Notre démocratie est en danger, il faut en prendre conscience. Quand je dis cela, je m’appuie sur plus de quinze années de travaux effectués par une large équipe pluridisciplinaire de chercheurs sur les mécanismes qui ont mené aux expériences tragiques de l’humanité. Ce sont les mêmes étapes qui ont, chaque fois, conduit vers le pire, toujours sous un régime autoritaire.
Sans aller jusqu’à cet extrême, il y a aujourd’hui un vrai risque de régime autoritaire en France. Nous sommes à un point de bascule, d’où la nécessité de se ressaisir.

Quels sont les signaux qui vous alertent ?
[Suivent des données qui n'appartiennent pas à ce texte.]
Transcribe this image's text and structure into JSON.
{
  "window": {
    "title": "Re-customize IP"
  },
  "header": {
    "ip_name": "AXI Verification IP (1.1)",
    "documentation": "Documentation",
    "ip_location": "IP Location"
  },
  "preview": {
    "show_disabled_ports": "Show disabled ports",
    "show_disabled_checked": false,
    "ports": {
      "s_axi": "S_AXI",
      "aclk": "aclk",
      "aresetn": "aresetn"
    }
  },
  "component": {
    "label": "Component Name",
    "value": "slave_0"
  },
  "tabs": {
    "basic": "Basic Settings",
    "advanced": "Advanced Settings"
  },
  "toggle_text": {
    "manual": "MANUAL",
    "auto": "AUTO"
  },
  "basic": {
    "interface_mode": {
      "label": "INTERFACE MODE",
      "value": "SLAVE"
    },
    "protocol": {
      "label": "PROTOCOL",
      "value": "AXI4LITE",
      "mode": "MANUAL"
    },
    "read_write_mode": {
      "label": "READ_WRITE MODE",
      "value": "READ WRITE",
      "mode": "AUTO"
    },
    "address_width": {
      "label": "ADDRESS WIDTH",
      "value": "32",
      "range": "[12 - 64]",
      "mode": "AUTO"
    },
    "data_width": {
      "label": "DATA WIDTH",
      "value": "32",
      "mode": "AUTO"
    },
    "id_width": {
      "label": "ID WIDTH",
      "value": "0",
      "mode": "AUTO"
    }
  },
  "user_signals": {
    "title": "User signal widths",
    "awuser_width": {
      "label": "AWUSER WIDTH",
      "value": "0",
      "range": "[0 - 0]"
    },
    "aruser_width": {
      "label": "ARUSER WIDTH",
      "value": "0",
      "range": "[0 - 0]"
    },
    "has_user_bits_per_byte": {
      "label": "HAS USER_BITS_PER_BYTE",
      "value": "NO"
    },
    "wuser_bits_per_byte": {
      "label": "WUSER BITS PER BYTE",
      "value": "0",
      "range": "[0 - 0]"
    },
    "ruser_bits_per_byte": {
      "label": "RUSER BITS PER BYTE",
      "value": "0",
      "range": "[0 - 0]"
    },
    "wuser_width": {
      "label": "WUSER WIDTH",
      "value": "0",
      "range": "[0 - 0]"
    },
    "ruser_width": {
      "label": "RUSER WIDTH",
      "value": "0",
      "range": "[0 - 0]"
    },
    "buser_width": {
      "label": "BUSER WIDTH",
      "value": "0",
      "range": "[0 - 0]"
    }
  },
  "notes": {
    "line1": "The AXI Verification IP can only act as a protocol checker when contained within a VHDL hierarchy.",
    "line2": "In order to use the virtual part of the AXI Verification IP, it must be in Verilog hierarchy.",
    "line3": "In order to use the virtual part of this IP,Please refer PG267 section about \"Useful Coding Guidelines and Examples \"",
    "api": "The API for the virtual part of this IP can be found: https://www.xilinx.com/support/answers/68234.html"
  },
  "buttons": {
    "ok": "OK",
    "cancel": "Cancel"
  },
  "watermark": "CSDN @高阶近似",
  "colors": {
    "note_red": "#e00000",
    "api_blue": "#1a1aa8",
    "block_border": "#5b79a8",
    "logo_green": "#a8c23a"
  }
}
Nous assistons à une perte des repères, à des institutions démocratiques attaquées, à des crises et violences mal maîtrisées, à un rejet des élites intellectuelles, politiques ou syndicales. Ce sont exactement les critères que nous avons identifiés il y a déjà plusieurs années comme annonçant un possible basculement vers un régime autoritaire. L’histoire montre qu’une minorité peut faire basculer l’ensemble d’une société. Hitler n’accède au pouvoir qu’avec 33,1 % des voix puis les alliances et les violences ont fait le reste. On peut d’autant moins sous-estimer ce risque aujourd’hui lorsque l’on voit des extrémistes arriver au pouvoir, selon les mêmes mécanismes, dans plusieurs pays européens notamment.

Et la société française vous semble malade ?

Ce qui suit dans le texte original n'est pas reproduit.